The OC multiple services approach are to stabilize the homeless by transitioning them from the shelter facility, and placing them into a transitional living setting where they can focus on recovery issues. Referrals for transitional and permanent housing come from every corner of the Homeless Coalition. Limited housing options make transitioning homeless men, in particular, a continuous challenge. It is also important to have access to the local housing authorities because of the very low income clients. Generally, it is the low income clients transitioning into permanent housing.
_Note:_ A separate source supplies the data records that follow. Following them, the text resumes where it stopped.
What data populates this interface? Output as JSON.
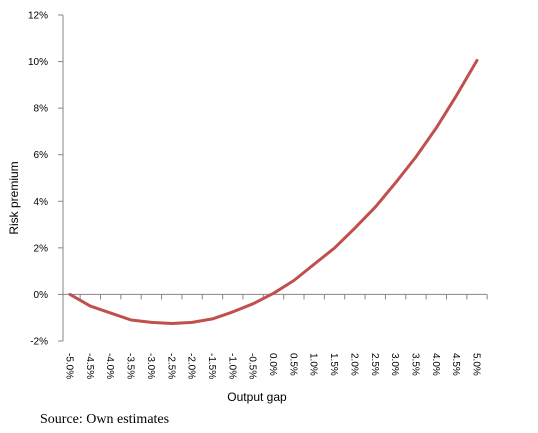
{
  "chart_data": {
    "type": "line",
    "title": "",
    "xlabel": "Output gap",
    "ylabel": "Risk premium",
    "ylim": [
      -2,
      12
    ],
    "y_ticks": [
      -2,
      0,
      2,
      4,
      6,
      8,
      10,
      12
    ],
    "y_tick_labels": [
      "-2%",
      "0%",
      "2%",
      "4%",
      "6%",
      "8%",
      "10%",
      "12%"
    ],
    "x": [
      -5.0,
      -4.5,
      -4.0,
      -3.5,
      -3.0,
      -2.5,
      -2.0,
      -1.5,
      -1.0,
      -0.5,
      0.0,
      0.5,
      1.0,
      1.5,
      2.0,
      2.5,
      3.0,
      3.5,
      4.0,
      4.5,
      5.0
    ],
    "x_tick_labels": [
      "-5.0%",
      "-4.5%",
      "-4.0%",
      "-3.5%",
      "-3.0%",
      "-2.5%",
      "-2.0%",
      "-1.5%",
      "-1.0%",
      "-0.5%",
      "0.0%",
      "0.5%",
      "1.0%",
      "1.5%",
      "2.0%",
      "2.5%",
      "3.0%",
      "3.5%",
      "4.0%",
      "4.5%",
      "5.0%"
    ],
    "grid": false,
    "legend": "none",
    "series": [
      {
        "color": "#c0504d",
        "values": [
          0.0,
          -0.5,
          -0.8,
          -1.1,
          -1.2,
          -1.25,
          -1.2,
          -1.05,
          -0.75,
          -0.4,
          0.05,
          0.6,
          1.3,
          2.0,
          2.85,
          3.75,
          4.8,
          5.9,
          7.15,
          8.55,
          10.05
        ]
      }
    ]
  },
  "source_note": "Source: Own estimates"
}
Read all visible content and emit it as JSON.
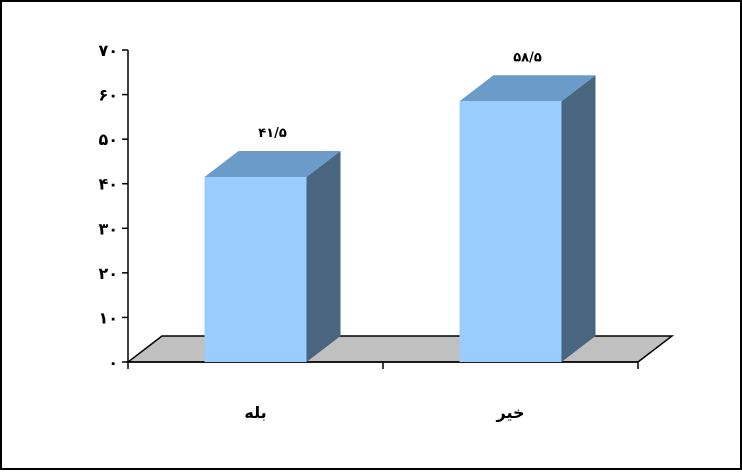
{
  "chart_data": {
    "type": "bar",
    "categories": [
      "بله",
      "خیر"
    ],
    "values": [
      41.5,
      58.5
    ],
    "value_labels": [
      "۴۱/۵",
      "۵۸/۵"
    ],
    "ylim": [
      0,
      70
    ],
    "yticks": [
      0,
      10,
      20,
      30,
      40,
      50,
      60,
      70
    ],
    "ytick_labels": [
      "۰",
      "۱۰",
      "۲۰",
      "۳۰",
      "۴۰",
      "۵۰",
      "۶۰",
      "۷۰"
    ],
    "title": "",
    "xlabel": "",
    "ylabel": "",
    "grid": false,
    "legend": "none",
    "style": "3d",
    "colors": {
      "bar_front": "#99ccff",
      "bar_top": "#6b9bc8",
      "bar_side": "#4a6580",
      "floor": "#c0c0c0"
    }
  }
}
The benefit of this program is moving the homeless beyond the shelter environment, into a place one can again call home.

Transportation

This service operates out of the OC Shelter with two 15-passenger vans, one dispatcher, and three drivers (two part-time). The transportation service operates five days/week between the hours of 5:45 am and 5:30 pm. Clients from all 29 Coalition for the Homeless shelters typically call in to schedule daily rides between the hours of 6 am and 9 am. The Transportation office also keeps an updated advance appointment book that usually schedules weeks in advance, and the dispatcher will make a reminder call the day before the client’s appointment. This service averages 100 passengers/day. The transportation program has been in operation since 1999. The vans log well over 100,000 miles/year.

Youth Services

This program targets homeless youth between the ages of 17 and 23 years. Program intake and emergency services are available 24 hours/day, 365 days/year. The program serves about 100 youth/year including their dependents; most of the youth suffer from substance abuse and addictive problems. Youth housing is provided through single room occupancy (SRO) facilities, other Homeless Coalition facilities, or the OC Shelter facilities. This program is oriented toward getting the youth into a supportive, productive environment, and onto a positive life’s path. The youth have access to the OC system of client services. Particular program benefits and emphasis are placed upon completing one’s education, and maintaining a job.

Safe Zone

Up to 15 recovering alcoholic or addicted single men participate in a very rigorous, minimum, 90-day program in an effort to again become self-sufficient, and become a productive member of the community. Depending on individual recovery circumstances, a man may be in the program 180 days or longer. The recovering men helped create this program, and are closely monitored; they are required to write their own self-sufficiency plan. In addition, these men must volunteer and work within the OC facilities as a way to earn their keep, and use their talents and skills. By the end of their program stay, the men are to be ready for training programs or the job market.